Danish handball player (born 2001)

Maria Krogh Holm (born 17 October 2001) is Danish handball player, who plays for Silkeborg-Voel KFUM in the top Danish division, Damehåndboldligaen. She also represent the Denmark women's national beach handball team.

== Career ==
=== Beach handball ===
Outside of indoor handball she has also featured on the Danish beach handball national team. In 2019 were part of the Danish team, who won the 2019 World Beach Games in Doha.

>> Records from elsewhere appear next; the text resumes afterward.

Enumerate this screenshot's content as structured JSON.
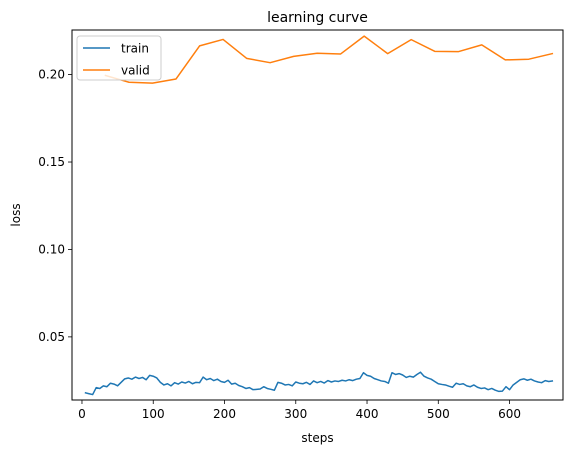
{
  "chart_data": {
    "type": "line",
    "title": "learning curve",
    "xlabel": "steps",
    "ylabel": "loss",
    "xlim": [
      -14,
      675
    ],
    "ylim": [
      0.0139,
      0.2255
    ],
    "xticks": [
      0,
      100,
      200,
      300,
      400,
      500,
      600
    ],
    "xtick_labels": [
      "0",
      "100",
      "200",
      "300",
      "400",
      "500",
      "600"
    ],
    "yticks": [
      0.05,
      0.1,
      0.15,
      0.2
    ],
    "ytick_labels": [
      "0.05",
      "0.10",
      "0.15",
      "0.20"
    ],
    "grid": false,
    "legend_position": "top-left",
    "series": [
      {
        "name": "train",
        "color": "#1f77b4",
        "x": [
          5,
          10,
          15,
          20,
          25,
          30,
          35,
          40,
          45,
          50,
          55,
          60,
          65,
          70,
          75,
          80,
          85,
          90,
          95,
          100,
          105,
          110,
          115,
          120,
          125,
          130,
          135,
          140,
          145,
          150,
          155,
          160,
          165,
          170,
          175,
          180,
          185,
          190,
          195,
          200,
          205,
          210,
          215,
          220,
          225,
          230,
          235,
          240,
          245,
          250,
          255,
          260,
          265,
          270,
          275,
          280,
          285,
          290,
          295,
          300,
          305,
          310,
          315,
          320,
          325,
          330,
          335,
          340,
          345,
          350,
          355,
          360,
          365,
          370,
          375,
          380,
          385,
          390,
          395,
          400,
          405,
          410,
          415,
          420,
          425,
          430,
          435,
          440,
          445,
          450,
          455,
          460,
          465,
          470,
          475,
          480,
          485,
          490,
          495,
          500,
          505,
          510,
          515,
          520,
          525,
          530,
          535,
          540,
          545,
          550,
          555,
          560,
          565,
          570,
          575,
          580,
          585,
          590,
          595,
          600,
          605,
          610,
          615,
          620,
          625,
          630,
          635,
          640,
          645,
          650,
          655,
          660
        ],
        "values": [
          0.018,
          0.0175,
          0.017,
          0.021,
          0.0205,
          0.022,
          0.0215,
          0.0235,
          0.023,
          0.022,
          0.024,
          0.026,
          0.0265,
          0.0258,
          0.027,
          0.0262,
          0.0268,
          0.0255,
          0.028,
          0.0275,
          0.0265,
          0.024,
          0.0225,
          0.0232,
          0.022,
          0.0238,
          0.023,
          0.0242,
          0.0236,
          0.0245,
          0.0232,
          0.024,
          0.0238,
          0.027,
          0.0255,
          0.0262,
          0.025,
          0.0258,
          0.0245,
          0.024,
          0.0252,
          0.023,
          0.0235,
          0.0222,
          0.0215,
          0.0205,
          0.021,
          0.0198,
          0.02,
          0.0202,
          0.0215,
          0.0205,
          0.02,
          0.0195,
          0.024,
          0.0235,
          0.0225,
          0.0228,
          0.022,
          0.0242,
          0.0235,
          0.0232,
          0.024,
          0.0228,
          0.0248,
          0.0238,
          0.0245,
          0.0236,
          0.025,
          0.0242,
          0.0248,
          0.0245,
          0.0252,
          0.0248,
          0.0255,
          0.025,
          0.0258,
          0.0262,
          0.0295,
          0.028,
          0.0275,
          0.0262,
          0.0255,
          0.0248,
          0.0245,
          0.0235,
          0.0295,
          0.0285,
          0.029,
          0.0282,
          0.0268,
          0.0275,
          0.027,
          0.0285,
          0.0298,
          0.0275,
          0.0265,
          0.0258,
          0.0245,
          0.0232,
          0.0228,
          0.0225,
          0.0218,
          0.0212,
          0.0235,
          0.0228,
          0.0232,
          0.022,
          0.0215,
          0.0225,
          0.0212,
          0.0205,
          0.0208,
          0.0198,
          0.0205,
          0.0195,
          0.0188,
          0.019,
          0.0215,
          0.0198,
          0.0225,
          0.024,
          0.0255,
          0.026,
          0.0252,
          0.0258,
          0.0248,
          0.0242,
          0.0238,
          0.025,
          0.0245,
          0.0248
        ]
      },
      {
        "name": "valid",
        "color": "#ff7f0e",
        "x": [
          33,
          66,
          99,
          132,
          165,
          198,
          231,
          264,
          297,
          330,
          363,
          396,
          429,
          462,
          495,
          528,
          561,
          594,
          627,
          660
        ],
        "values": [
          0.1995,
          0.1956,
          0.1951,
          0.1975,
          0.2164,
          0.2201,
          0.2093,
          0.2068,
          0.2104,
          0.2122,
          0.2118,
          0.222,
          0.212,
          0.22,
          0.2133,
          0.2131,
          0.217,
          0.2084,
          0.2088,
          0.212
        ]
      }
    ]
  }
}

She also participated at the 2024 Women's Beach Handball World Championships at Pingtan Island and the 2025 European Beach Handball Championship in Alanya.

=== Indoor handball ===
On 25 February 2023, she signed a two-year contract with Silkeborg-Voel KFUM. She previously played her youth and first senior years in HH Elite. In her final season of 2022/23, she scored 133 goals in 29 matches.

In her first season in Silkeborg-Voel KFUM, Holm was the leading topscorer for the team by the end of the 2023/24 season with 101 goals. In February 2025, she extended her contract further one season.